Even as the region's blood supply has improved slightly, the availability of two particularly important types of blood for many District residents has fallen to serious levels.
"We are in critical need of O and B," said Tracy M. Laubach, director of marketing and communications for the regional Red Cross.
Type O negative is considered a universal type that can be received by almost everyone. Black people are more likely to have Type B than other types of blood, which makes its shortage in the District, with its high percentage of African Americans, especially troublesome.
Supplies of other types of blood are starting to rise above the critical level, but for O and B, Laubach said, "we're shipping it out as fast as we can bring it in."
So far, that seems to be fast enough, at least for Howard University Hospital, on Georgia Avenue NW. "We're fine. We get our blood from the Red Cross. Occasionally we have blood drives, but not recently," said Ann Chisholm, marketing and public relations director at Howard University Hospital.
Although there has been a slight improvement in the region's blood supply over the last two weeks, both the Greater Chesapeake and Potomac Region of the American Red Cross and Inova Blood Donor Services, which are the two major blood suppliers in the Washington region, have issued warnings and appeals for donations.
Inova Blood Donor Services now offers each donor a $10 gasoline card as a thank-you gift. The giveaway will continue through the end of the month.
Officials of the groups said summer is always hard on the blood supply, as many potential donors go on vacation. But this year has been particularly difficult, Laubach said. She said that a yearly drop-off that occurs just before the Fourth of July holiday hit earlier this year and that unlike in past years, giving has remained slow.
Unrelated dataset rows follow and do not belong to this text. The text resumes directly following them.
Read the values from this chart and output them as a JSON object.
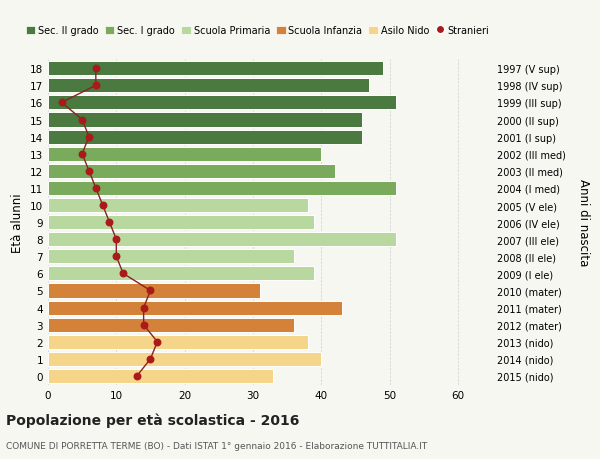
{
  "ages": [
    18,
    17,
    16,
    15,
    14,
    13,
    12,
    11,
    10,
    9,
    8,
    7,
    6,
    5,
    4,
    3,
    2,
    1,
    0
  ],
  "right_labels": [
    "1997 (V sup)",
    "1998 (IV sup)",
    "1999 (III sup)",
    "2000 (II sup)",
    "2001 (I sup)",
    "2002 (III med)",
    "2003 (II med)",
    "2004 (I med)",
    "2005 (V ele)",
    "2006 (IV ele)",
    "2007 (III ele)",
    "2008 (II ele)",
    "2009 (I ele)",
    "2010 (mater)",
    "2011 (mater)",
    "2012 (mater)",
    "2013 (nido)",
    "2014 (nido)",
    "2015 (nido)"
  ],
  "bar_values": [
    49,
    47,
    51,
    46,
    46,
    40,
    42,
    51,
    38,
    39,
    51,
    36,
    39,
    31,
    43,
    36,
    38,
    40,
    33
  ],
  "stranieri": [
    7,
    7,
    2,
    5,
    6,
    5,
    6,
    7,
    8,
    9,
    10,
    10,
    11,
    15,
    14,
    14,
    16,
    15,
    13
  ],
  "bar_colors": [
    "#4a7a40",
    "#4a7a40",
    "#4a7a40",
    "#4a7a40",
    "#4a7a40",
    "#7aaa5c",
    "#7aaa5c",
    "#7aaa5c",
    "#b8d8a0",
    "#b8d8a0",
    "#b8d8a0",
    "#b8d8a0",
    "#b8d8a0",
    "#d4813a",
    "#d4813a",
    "#d4813a",
    "#f5d58a",
    "#f5d58a",
    "#f5d58a"
  ],
  "legend_labels": [
    "Sec. II grado",
    "Sec. I grado",
    "Scuola Primaria",
    "Scuola Infanzia",
    "Asilo Nido",
    "Stranieri"
  ],
  "legend_colors": [
    "#4a7a40",
    "#7aaa5c",
    "#b8d8a0",
    "#d4813a",
    "#f5d58a",
    "#b22020"
  ],
  "ylabel_left": "Età alunni",
  "ylabel_right": "Anni di nascita",
  "title": "Popolazione per età scolastica - 2016",
  "subtitle": "COMUNE DI PORRETTA TERME (BO) - Dati ISTAT 1° gennaio 2016 - Elaborazione TUTTITALIA.IT",
  "bg_color": "#f7f7f2",
  "plot_bg_color": "#f7f7f2",
  "bar_edge_color": "#ffffff",
  "grid_color": "#cccccc",
  "stranieri_color": "#aa1a1a",
  "stranieri_line_color": "#882222"
}
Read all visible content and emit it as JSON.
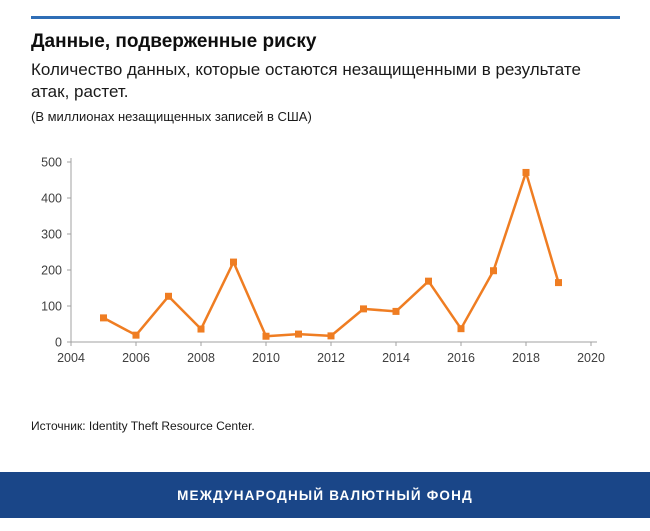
{
  "header": {
    "title": "Данные, подверженные риску",
    "subtitle": "Количество данных, которые остаются незащищенными в результате атак, растет.",
    "units_note": "(В миллионах незащищенных записей в США)"
  },
  "chart_data": {
    "type": "line",
    "title": "Данные, подверженные риску",
    "xlabel": "",
    "ylabel": "",
    "x": [
      2005,
      2006,
      2007,
      2008,
      2009,
      2010,
      2011,
      2012,
      2013,
      2014,
      2015,
      2016,
      2017,
      2018,
      2019
    ],
    "values": [
      67,
      19,
      127,
      36,
      222,
      16,
      22,
      17,
      92,
      85,
      169,
      37,
      198,
      471,
      165
    ],
    "xlim": [
      2004,
      2020
    ],
    "ylim": [
      0,
      500
    ],
    "x_ticks": [
      2004,
      2006,
      2008,
      2010,
      2012,
      2014,
      2016,
      2018,
      2020
    ],
    "y_ticks": [
      0,
      100,
      200,
      300,
      400,
      500
    ],
    "marker": "square",
    "grid": false,
    "legend": "none",
    "line_color": "#ef7d22"
  },
  "footer": {
    "source": "Источник: Identity Theft Resource Center.",
    "org_name": "МЕЖДУНАРОДНЫЙ ВАЛЮТНЫЙ ФОНД"
  },
  "colors": {
    "accent_orange": "#ef7d22",
    "imf_blue": "#1a4688",
    "top_rule_blue": "#2f6eb6",
    "axis_gray": "#a0a0a0",
    "tick_label_gray": "#3f3f3f"
  }
}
"It's put our inventory at a level that is just not safe," she said. "People are just busy. They're on vacation, they've got family in town and schools are out of session. A huge portion of our supply comes from high schools and colleges."
The regional American Red Cross group, one of 35 across the country, supplies blood to 65 hospitals across Maryland, Washington, Northern Virginia and parts of Pennsylvania, including 10 trauma centers. Inova Blood Donor Services gathers blood for an additional 15 hospitals, two with trauma centers, including Northern Virginia's Inova Health System hospitals and clinics.
Laubach said the Red Cross depends on 1,100 to 1,300 donors every day, but has been getting about 900. Inova needs 200 donors a day but has been getting only about 60, said Linda Wilson, the service's donor recruitment manager.
"For each day you fall a couple hundred short, and then a couple hundred short the next day, it really adds up over time," Laubach said.